After a ten-year trial, Justice James Omotosho of a Federal High Court sentenced Nnamdi Kanu, leader of the proscribed Indigenous People of Biafra (IPOB), to life imprisonment on Thursday.
This judgment comes four years after Kanu was controversially arrested in Kenya and extradited to Nigeria.
He was subsequently charged with seven counts bordering on terrorism.
The judgment was delivered in Nnamdi Kanu’s absence after the IPOB leader caused a disruption by insisting that the verdict on the Federal Government’s terrorism charge could not be delivered.

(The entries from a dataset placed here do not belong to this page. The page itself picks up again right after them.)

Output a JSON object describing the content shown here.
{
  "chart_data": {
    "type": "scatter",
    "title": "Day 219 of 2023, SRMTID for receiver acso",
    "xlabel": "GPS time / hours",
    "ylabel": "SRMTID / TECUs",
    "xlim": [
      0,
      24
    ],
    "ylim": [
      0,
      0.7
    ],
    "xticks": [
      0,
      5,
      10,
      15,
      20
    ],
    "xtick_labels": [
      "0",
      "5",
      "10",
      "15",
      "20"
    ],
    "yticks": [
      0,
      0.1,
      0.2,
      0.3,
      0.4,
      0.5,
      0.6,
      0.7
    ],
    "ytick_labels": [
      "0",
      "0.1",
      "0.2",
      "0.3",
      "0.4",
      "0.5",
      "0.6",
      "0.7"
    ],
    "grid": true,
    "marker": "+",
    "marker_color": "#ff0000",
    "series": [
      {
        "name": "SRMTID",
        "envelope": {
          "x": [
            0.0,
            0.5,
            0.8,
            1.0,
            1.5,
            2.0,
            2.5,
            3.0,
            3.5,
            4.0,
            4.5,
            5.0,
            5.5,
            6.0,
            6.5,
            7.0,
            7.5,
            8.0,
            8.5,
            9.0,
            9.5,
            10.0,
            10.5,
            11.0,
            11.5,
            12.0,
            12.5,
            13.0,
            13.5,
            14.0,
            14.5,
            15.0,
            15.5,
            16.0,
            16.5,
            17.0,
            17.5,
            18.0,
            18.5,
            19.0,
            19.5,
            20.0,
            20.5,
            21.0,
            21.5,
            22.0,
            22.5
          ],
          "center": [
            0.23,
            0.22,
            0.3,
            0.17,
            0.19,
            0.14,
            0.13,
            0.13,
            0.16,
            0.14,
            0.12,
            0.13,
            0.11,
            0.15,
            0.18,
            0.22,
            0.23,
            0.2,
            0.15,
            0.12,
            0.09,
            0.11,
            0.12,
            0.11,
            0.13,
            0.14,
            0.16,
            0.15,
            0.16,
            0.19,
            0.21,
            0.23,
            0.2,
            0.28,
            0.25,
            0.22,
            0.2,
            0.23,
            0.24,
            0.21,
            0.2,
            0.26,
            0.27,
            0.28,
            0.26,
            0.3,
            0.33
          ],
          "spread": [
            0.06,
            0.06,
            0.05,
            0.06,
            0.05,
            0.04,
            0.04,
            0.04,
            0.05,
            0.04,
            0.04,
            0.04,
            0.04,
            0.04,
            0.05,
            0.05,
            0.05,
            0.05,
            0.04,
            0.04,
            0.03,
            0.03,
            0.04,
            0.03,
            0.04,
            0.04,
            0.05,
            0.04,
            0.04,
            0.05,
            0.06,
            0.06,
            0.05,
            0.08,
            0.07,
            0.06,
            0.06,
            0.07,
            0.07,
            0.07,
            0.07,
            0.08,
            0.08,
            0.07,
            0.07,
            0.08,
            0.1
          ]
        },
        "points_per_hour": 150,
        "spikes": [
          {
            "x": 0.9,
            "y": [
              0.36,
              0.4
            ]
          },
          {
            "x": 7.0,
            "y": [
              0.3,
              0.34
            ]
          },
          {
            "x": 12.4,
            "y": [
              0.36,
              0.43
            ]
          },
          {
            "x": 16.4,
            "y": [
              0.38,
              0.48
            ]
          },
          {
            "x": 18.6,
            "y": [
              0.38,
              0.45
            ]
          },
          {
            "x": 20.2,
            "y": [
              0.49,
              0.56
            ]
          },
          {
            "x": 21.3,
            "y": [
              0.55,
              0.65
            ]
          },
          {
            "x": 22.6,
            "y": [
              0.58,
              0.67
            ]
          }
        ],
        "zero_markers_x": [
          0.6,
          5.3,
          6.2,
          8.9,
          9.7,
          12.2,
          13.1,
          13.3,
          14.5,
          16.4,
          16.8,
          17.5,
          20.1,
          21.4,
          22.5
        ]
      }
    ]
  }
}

Due to the ensuing drama, the presiding judge, Justice Omotosho, ordered security agents to bundle him out of the courtroom for “unruly behaviour.”
Justice Omotosho proceeded to state that Kanu’s broadcasts via Radio Biafra constituted acts of terrorism, as his rhetoric and intention were anchored on violence.
The judge also asserted that Kanu’s sit-at-home order in South-Eastern states amounted to terrorism, stressing that the order violated South-easterners’ freedom of movement.
Justice Omotosho maintained that the IPOB leader lacked the constitutional power to order people to sit at home.
According to him, from the evidence before the court, Kanu carried out preparatory terrorism via his broadcasts through which he order the killing of police officers and military officers.
The court said the IPOB leader is found guilty of committing acts of terrorism against the Federal Republic of Nigeria.
Kanu was convicted of all seven counts preferred against him even though the IPOB leader had entered a ‘not-guilty’ plea to the charges.